Glossario IA
Il dizionario completo dell'Intelligenza Artificiale
Offline imitation learning
Learning paradigm where the agent learns to imitate expert behaviors without interacting with the environment, using only a fixed set of pre-recorded demonstrations.
Demonstration set
Static collection of trajectories or expert action examples used as the sole source of information for offline imitation learning.
Offline reinforcement learning
Reinforcement learning approach that uses only a pre-existing dataset without real-time interaction with the environment.
Importance sampling
Statistical technique used to correct the discrepancy between the data distribution and target policy by weighting samples according to their relative probability.
Distribution preservation
Constraint imposed on the learned policy to remain close to the demonstration distribution, thus avoiding risky extrapolations in unknown regions.
Offline trajectory
Complete sequence of states, actions, and rewards recorded from an expert policy, constituting the basic unit of learning data.
Expert policy
Reference strategy that generated the demonstrations, serving as a model to imitate and defining the desired optimal behavior.
Offline estimator
Value or policy estimation algorithm specifically designed to work with static data without requiring interaction with the environment.
Conservative bias correction
Bias correction approach that prioritizes safety by penalizing under-represented actions in the demonstration data.
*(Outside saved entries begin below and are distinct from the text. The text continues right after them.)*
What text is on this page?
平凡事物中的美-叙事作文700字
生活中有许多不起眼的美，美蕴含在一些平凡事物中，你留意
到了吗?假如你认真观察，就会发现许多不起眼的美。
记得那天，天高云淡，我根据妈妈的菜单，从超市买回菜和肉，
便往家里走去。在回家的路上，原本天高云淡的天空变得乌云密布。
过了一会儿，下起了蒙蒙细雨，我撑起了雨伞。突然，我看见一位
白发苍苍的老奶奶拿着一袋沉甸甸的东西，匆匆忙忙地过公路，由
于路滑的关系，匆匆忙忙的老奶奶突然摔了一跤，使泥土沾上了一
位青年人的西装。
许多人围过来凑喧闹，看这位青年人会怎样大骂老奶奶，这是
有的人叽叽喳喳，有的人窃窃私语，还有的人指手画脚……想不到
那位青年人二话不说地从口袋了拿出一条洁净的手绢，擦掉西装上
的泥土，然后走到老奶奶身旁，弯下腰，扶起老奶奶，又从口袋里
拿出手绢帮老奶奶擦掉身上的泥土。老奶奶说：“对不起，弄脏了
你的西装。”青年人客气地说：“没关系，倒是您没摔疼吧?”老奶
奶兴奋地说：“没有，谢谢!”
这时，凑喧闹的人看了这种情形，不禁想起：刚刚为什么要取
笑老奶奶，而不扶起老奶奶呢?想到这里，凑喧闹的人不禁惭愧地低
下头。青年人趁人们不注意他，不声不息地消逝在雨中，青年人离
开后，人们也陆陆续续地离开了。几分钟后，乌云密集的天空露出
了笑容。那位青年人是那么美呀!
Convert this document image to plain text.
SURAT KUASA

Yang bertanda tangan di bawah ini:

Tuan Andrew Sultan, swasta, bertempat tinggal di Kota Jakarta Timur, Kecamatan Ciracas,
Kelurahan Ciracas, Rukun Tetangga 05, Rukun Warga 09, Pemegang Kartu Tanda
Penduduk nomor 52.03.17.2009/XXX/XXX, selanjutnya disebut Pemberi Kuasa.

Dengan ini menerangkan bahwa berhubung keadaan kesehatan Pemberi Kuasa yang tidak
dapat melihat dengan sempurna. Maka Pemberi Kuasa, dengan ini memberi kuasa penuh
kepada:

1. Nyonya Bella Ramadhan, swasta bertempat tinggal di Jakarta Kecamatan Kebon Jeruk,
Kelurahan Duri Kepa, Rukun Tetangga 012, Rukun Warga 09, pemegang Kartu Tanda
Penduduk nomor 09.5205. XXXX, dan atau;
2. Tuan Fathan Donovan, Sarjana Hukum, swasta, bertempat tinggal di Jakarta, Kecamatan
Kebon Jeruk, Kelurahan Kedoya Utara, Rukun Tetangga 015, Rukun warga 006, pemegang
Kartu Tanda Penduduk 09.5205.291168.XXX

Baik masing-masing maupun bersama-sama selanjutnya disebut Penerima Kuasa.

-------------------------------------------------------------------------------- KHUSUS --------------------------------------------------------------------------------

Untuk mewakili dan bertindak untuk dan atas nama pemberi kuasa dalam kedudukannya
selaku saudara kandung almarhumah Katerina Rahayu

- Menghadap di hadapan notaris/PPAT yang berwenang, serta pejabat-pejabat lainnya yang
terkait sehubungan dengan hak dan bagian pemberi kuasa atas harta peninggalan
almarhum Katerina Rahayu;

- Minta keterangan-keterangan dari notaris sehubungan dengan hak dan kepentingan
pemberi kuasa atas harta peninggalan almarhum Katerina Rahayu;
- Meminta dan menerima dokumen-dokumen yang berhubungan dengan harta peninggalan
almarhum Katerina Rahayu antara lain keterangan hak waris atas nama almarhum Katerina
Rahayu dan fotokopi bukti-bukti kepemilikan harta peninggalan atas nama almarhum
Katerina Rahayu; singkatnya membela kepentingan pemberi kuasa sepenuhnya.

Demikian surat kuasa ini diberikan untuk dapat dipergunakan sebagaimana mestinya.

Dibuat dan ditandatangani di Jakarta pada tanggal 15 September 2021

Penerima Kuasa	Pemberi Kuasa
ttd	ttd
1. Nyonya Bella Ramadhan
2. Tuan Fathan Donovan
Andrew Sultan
Constrained imitation learning
Method incorporating explicit constraints on the divergence between the learned policy and the data distribution to ensure stability.
Transition set
Data structure storing tuples (state, action, next state, reward) extracted from expert trajectories for offline training.
Adaptive importance weighting
Dynamic weighting technology that adjusts importance weights based on confidence in data quality in different regions of the state space.
Coverage error
Measure quantifying the mismatch between the support of the data distribution and that of the optimal policy in offline learning.